New Ancestry Canada advertising

Here's a challenge. How would you advise Ancestry.ca to advertise? Like all companies, it needs new customers. It wants to attract the attention of those not presently into family history while not alienating existing customers.

Ancestry.ca's latest TV ads, which start running today, are "designed so viewers feel like they’re watching a historical drama – with stories including a family grappling with the decision to leave Ireland for Canada during the potato famine, a brave young man with a weak heart finding out if his doctor will allow him to sign up for WWI, and an interracial couple fleeing the US to get married in Canada during the 1860s."

As explained by Ancestry, the idea is that with each story, you are dropped into a dramatic turning point in someone’s family history, but then right at the climax, it cuts out, showing that these discoveries and life-changing decisions about our ancestors can be discovered with Ancestry. And without you making those discoveries, the story stops there.

Here they are:









What do you think? Are they likely to be effective in attracting new customers? Or do you think folks would rather see the Bathfitter ad again?

2 comments:

K said...

Advertise more More Free Weekends on television. Doesn't even have to a weekend...just a Saturday (WITHOUT HAVING TO GIVE A CREDIT CARD NUMBER). If they did one free day a month....people would get the hang of the system....find what they are looking for...get hooked...and want more, so would sign up. Ancestry is too expensive for people who are afraid that they might not find anything = money wasted, or who don't know how to search properly. To sum up, once people start to find their records, they will sign up.
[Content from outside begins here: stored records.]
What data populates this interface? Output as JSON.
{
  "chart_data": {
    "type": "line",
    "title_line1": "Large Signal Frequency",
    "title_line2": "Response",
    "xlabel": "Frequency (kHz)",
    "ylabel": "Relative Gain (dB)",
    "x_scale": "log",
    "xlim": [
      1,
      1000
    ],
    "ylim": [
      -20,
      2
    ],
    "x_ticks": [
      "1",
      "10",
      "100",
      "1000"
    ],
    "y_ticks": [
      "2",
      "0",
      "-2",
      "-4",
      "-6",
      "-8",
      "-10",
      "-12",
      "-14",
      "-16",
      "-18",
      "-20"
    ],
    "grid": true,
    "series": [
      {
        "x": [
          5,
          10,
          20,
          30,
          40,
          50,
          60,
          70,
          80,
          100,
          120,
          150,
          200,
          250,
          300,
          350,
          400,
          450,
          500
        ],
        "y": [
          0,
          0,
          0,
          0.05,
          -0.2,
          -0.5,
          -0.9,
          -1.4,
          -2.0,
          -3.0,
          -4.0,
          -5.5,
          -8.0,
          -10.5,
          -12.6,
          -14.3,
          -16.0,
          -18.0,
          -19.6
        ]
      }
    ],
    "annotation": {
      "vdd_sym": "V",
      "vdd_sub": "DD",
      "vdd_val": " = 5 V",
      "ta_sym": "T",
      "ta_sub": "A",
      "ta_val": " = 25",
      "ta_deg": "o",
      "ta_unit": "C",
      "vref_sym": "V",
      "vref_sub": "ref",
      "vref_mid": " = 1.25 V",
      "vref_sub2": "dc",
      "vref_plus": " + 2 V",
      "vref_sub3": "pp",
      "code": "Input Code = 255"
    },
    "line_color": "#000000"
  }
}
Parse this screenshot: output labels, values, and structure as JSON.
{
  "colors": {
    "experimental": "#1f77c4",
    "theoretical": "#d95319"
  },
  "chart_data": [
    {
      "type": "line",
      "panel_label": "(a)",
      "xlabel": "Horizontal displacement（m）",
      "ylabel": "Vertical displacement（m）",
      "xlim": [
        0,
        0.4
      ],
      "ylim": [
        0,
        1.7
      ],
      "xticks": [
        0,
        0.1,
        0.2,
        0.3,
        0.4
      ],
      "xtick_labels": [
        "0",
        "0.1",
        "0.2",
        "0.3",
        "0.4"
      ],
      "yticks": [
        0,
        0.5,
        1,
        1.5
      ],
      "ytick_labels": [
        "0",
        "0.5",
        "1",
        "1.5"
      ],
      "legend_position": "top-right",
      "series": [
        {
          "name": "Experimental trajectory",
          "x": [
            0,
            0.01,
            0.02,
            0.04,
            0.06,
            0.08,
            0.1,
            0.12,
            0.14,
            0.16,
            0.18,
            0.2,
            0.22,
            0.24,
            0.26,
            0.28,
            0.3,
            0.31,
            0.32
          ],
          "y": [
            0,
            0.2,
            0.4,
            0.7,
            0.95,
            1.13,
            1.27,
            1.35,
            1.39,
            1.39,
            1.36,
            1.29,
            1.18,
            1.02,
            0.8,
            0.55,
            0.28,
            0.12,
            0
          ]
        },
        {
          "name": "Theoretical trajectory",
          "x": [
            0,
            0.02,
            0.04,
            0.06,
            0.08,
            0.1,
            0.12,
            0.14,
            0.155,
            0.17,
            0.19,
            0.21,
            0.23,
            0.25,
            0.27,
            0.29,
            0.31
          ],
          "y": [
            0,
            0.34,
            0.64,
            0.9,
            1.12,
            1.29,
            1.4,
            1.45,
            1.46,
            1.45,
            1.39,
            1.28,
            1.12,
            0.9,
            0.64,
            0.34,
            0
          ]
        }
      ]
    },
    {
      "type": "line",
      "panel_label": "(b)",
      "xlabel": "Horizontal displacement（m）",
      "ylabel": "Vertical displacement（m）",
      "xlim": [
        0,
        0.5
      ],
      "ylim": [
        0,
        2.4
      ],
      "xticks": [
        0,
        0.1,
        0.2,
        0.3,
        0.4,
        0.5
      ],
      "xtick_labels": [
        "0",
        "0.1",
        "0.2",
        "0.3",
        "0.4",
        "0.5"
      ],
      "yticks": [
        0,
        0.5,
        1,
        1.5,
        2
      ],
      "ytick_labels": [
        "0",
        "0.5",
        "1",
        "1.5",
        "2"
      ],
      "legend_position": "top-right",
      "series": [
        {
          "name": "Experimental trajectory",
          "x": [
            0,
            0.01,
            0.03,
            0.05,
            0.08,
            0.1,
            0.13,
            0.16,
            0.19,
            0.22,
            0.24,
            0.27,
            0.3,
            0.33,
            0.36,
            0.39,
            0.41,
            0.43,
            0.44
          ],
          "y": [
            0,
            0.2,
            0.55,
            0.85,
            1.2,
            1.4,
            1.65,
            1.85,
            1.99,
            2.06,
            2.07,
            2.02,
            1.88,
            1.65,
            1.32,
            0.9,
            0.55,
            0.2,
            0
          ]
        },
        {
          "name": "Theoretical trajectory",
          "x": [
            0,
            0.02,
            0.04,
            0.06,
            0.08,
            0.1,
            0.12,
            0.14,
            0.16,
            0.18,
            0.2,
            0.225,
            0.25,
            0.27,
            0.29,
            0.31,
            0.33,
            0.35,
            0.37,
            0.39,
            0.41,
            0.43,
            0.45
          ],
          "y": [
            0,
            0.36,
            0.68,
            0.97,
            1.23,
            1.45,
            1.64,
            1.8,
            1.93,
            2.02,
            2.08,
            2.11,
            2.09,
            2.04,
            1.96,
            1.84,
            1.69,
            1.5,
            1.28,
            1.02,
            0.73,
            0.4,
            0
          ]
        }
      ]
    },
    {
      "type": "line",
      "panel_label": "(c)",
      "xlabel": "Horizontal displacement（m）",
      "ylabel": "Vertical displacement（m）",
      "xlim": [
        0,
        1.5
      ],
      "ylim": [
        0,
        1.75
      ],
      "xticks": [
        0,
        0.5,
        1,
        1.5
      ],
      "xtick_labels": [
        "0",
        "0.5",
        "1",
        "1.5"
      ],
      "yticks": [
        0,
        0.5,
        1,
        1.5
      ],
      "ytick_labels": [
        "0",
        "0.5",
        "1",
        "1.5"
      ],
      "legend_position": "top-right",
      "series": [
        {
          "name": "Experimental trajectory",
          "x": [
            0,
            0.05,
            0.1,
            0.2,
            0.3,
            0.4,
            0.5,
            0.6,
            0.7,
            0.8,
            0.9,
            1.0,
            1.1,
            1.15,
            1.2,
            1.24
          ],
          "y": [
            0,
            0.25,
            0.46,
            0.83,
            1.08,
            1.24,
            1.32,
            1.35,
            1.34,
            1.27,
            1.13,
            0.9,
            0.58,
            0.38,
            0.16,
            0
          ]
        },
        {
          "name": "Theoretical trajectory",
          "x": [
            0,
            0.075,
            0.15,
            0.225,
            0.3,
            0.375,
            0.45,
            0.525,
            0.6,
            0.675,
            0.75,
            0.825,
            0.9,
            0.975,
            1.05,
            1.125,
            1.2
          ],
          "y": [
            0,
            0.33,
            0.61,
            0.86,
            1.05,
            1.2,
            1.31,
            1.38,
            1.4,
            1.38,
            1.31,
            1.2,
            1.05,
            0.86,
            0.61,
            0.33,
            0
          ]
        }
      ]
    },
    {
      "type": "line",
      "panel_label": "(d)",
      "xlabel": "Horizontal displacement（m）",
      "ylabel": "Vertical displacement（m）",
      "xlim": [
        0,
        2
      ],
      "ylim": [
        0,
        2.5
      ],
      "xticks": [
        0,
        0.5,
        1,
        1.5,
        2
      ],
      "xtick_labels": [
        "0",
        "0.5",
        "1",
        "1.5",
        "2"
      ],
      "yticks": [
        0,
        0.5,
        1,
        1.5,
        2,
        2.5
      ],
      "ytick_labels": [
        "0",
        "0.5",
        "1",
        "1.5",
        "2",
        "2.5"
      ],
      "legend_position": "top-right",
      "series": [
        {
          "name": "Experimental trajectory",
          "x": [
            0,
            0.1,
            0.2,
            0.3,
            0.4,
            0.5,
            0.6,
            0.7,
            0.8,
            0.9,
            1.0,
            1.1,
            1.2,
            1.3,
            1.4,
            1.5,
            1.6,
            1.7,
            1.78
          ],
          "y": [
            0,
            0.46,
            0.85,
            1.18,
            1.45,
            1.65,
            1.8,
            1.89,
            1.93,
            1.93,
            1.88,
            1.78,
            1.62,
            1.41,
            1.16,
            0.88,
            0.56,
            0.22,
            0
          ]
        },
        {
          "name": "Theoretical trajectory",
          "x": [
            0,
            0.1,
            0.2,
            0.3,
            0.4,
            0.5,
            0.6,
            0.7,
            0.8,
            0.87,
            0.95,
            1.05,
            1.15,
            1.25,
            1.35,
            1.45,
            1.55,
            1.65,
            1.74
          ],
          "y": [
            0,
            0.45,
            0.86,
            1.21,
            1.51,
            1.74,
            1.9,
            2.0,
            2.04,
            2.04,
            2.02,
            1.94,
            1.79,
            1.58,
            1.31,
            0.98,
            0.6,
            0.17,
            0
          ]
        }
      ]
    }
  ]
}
The second thing is most people are uncomfortable paying with a credit card on-line. Major banks get hacked, major companies get hacked, its only a matter of time before personal information is stolen from Ancestry too. So, if Ancestry announced in their commercials that people can pay over the phone with their credit card number, and get instant access, that would also encourage people to sign up.

Teresa said...

And, of course, what they don't mention, is that one can use Ancestry for free at many public libraries with Ancestry Library Edition. While you can't link records directly to your tree, you can download and save them and manually attach to an online tree or add to a desktop app.